Литературные приемы создания дискурса филологического романа
Литературные приемы создания дискурса филологического романа
Для создания дискурса филологического романа огромное значение приобретает языкотворческий характер мышления его автора. Важнейшую роль при этом играет использование писателем-филологом так называемых «прецедентных феноменов», опирающихся на широкий контекст русской и мировой культуры.

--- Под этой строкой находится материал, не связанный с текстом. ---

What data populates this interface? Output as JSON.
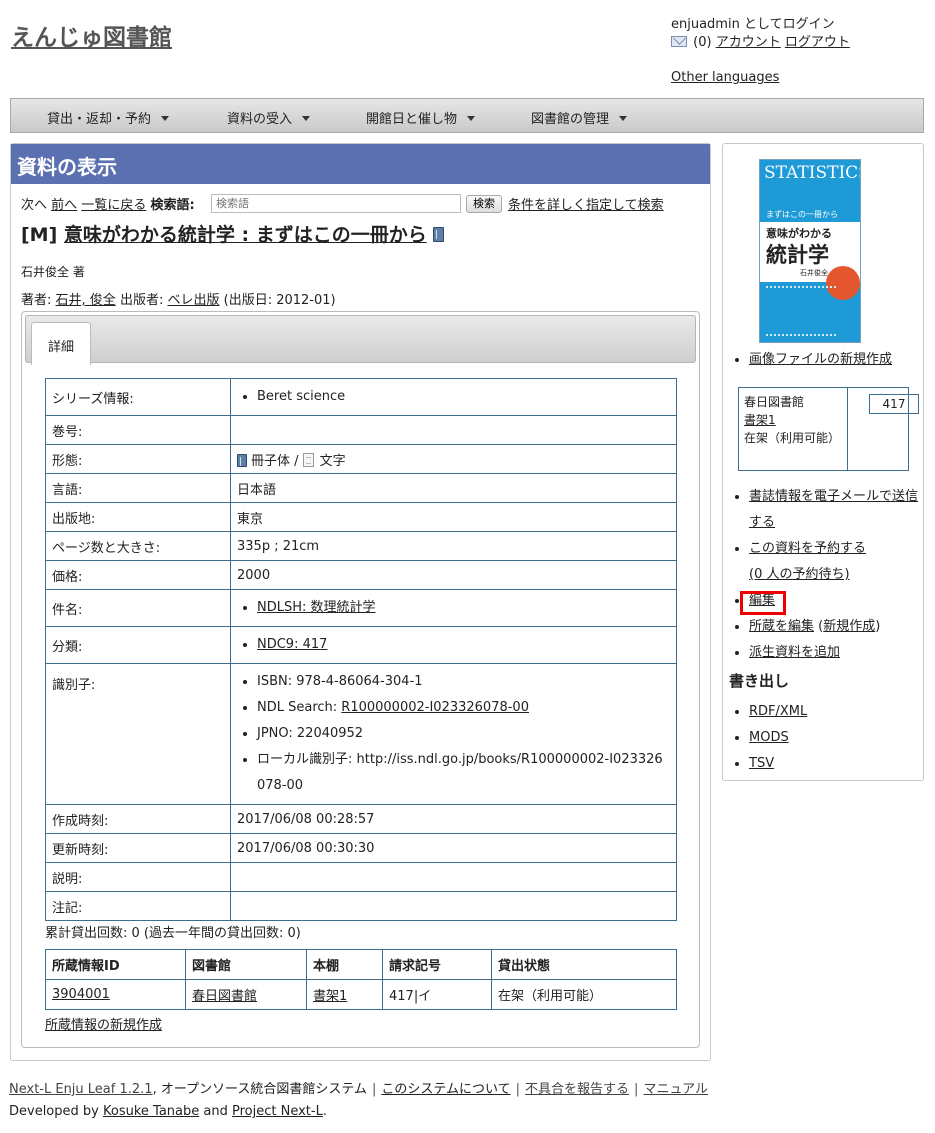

Культура для поэтики и эстетики постмодернизма «представляется бесконечным полем игры» [171: 299]. Автор-филолог загадывает читателю ироничные словесные ребусы, требующие от читателя не только развитого воображения, но и определенной подготовки. Для создателя «филологического дискурса» неизбежным становится эксперимент со словом как продолжение композиционной игры и игры с мотивами. Недаром Витгенштейн в работе «Философские исследования» утверждал, что «сама реальность, которую мы воспринимаем через призму языка, является совокупностью языковых игр» [172: 599]. Созданный таким образом языковой коллаж сам становится объектом авторской рефлексии. С.Г. Бочаров в «Филологических сюжетах», определяя филолога-профессионала как «особым образом просвещенного, квалифицированного и по идее лучшего читателя текстов литературы», подчеркивает, что настоящий литературовед – это «потом исследователь, а прежде читатель». Эрудиция, образование, знание «прецедентных феноменов» филологического текста позволяет ему вмешиваться в «загадочные отношения прежних творцов», ощущать себя «своим» в этом ментальном пространстве, как будто выстраивать «личные отношения с его вечными обитателями», понимать их язык, недоступный для неискушенного читателя.
В своем «Романе с литературой» Вл. Новиков открыто призывает своего читателя «вступить в нежные отношения» с литературой, а для этого – научиться совершать маленькие «филологические открытия», лучше ощущать многозначность слова, постигать сложное его устройство, «высвечивать» связанные с ним ассоциации и т. д. Языкотворчество писателя-филолога ведет к обогащению языка и мышления адресата произведения.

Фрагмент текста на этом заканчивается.